This was my first exposure to Georgi Plekhanov's work. I decided to read 𝐼𝑛 𝐷𝑒𝑓𝑒𝑛𝑠𝑒 𝑜𝑓 𝑀𝑎𝑡𝑒𝑟𝑖𝑎𝑙𝑖𝑠𝑚: 𝑇ℎ𝑒 𝐷𝑒𝑣𝑒𝑙𝑜𝑝𝑚𝑒𝑛𝑡 𝑜𝑓 𝑡ℎ𝑒 𝑀𝑜𝑛𝑖𝑠𝑡 𝑉𝑖𝑒𝑤 𝑜𝑓 𝐻𝑖𝑠𝑡𝑜𝑟𝑦 after careful study of George Novack's philosophical writings from Pathfinder Press, which I highly recommend alongside this title. Novack references Plekhanov's contributions several times and, in 𝑃𝑜𝑙𝑒𝑚𝑖𝑐𝑠 𝑖𝑛 𝑀𝑎𝑟𝑥𝑖𝑠𝑡 𝑃ℎ𝑖𝑙𝑜𝑠𝑜𝑝ℎ𝑦, lists him alongside V.I. Lenin and Leon Trotsky as a stalwart defender of dialectical materialism. Despite Plekhanov's political betrayal in 1903, Lenin continued to promote his early works.
I am thoroughly impressed with Plekhanov. No one I have read so far in my studies is better on the question of human volition in a universe determined by laws.

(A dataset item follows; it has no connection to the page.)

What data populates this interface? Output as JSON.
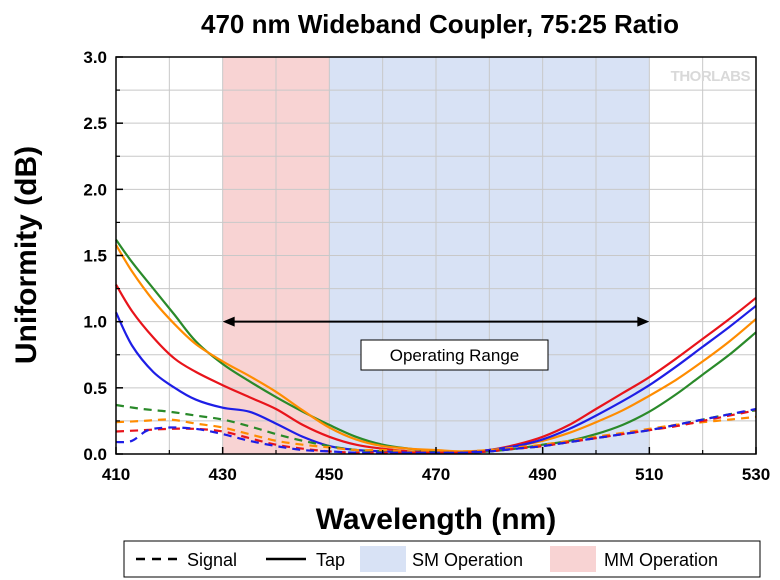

Here is an incomplete list of the philosophical topics Plekhanov addresses in this work:
• The potency of social determinants
• Freedom and necessity (or "free will," as the bourgeois philosophers put it)
• The relationship of the individual to history
• The "problem of the one and the many" (against formalism)
• Metaphysical materialism (interaction reductionism, cause and consequence, etc.)
• "Human nature" or psychological theories of social development
• Categories of necessity
• The necessity of a coherence theory of truth
• The subject-object distinction
In laying out the effects that nations have on one another with respect to culture and the basal economic forces and relations of production, Plekhanov makes use—without naming it—of the dialectical law of uneven and combined development. Though this law was a critical part of Karl Marx's analysis of the capitalist mode of production and the economic laws which determine its development, it was first formally articulated by Trotsky more than a decade after Plekhanov wrote this work. What better evidence could we have of Plekhanov's deep understanding of Marx's theory? His command of the dialectical and historical materialist method in this work is masterful. For a fuller treatment of the law of uneven and combined development, see George Novack’s 𝑈𝑛𝑑𝑒𝑟𝑠𝑡𝑎𝑛𝑑𝑖𝑛𝑔 𝐻𝑖𝑠𝑡𝑜𝑟𝑦: 𝑀𝑎𝑟𝑥𝑖𝑠𝑡 𝐸𝑠𝑠𝑎𝑦𝑠 (Pathfinder Press).
Plekhanov's explanation of the role of the individual in history is especially helpful for overcoming the bourgeois notions of voluntarism that plagued the tendencies he polemicized against in this work and which are still reproduced in bourgeois academic philosophy today. Plekhanov deflates the subjectivist and brings him back down to earth, where philosophy meets the everyday life of working people. 𝐼𝑛 𝐷𝑒𝑓𝑒𝑛𝑠𝑒 𝑜𝑓 𝑀𝑎𝑡𝑒𝑟𝑖𝑎𝑙𝑖𝑠𝑚: 𝑇ℎ𝑒 𝐷𝑒𝑣𝑒𝑙𝑜𝑝𝑚𝑒𝑛𝑡 𝑜𝑓 𝑡ℎ𝑒 𝑀𝑜𝑛𝑖𝑠𝑡 𝑉𝑖𝑒𝑤 𝑜𝑓 𝐻𝑖𝑠𝑡𝑜𝑟𝑦 is well worth your time.
Andrew Rothstein's introduction and notes are incredibly useful, despite his own political failings.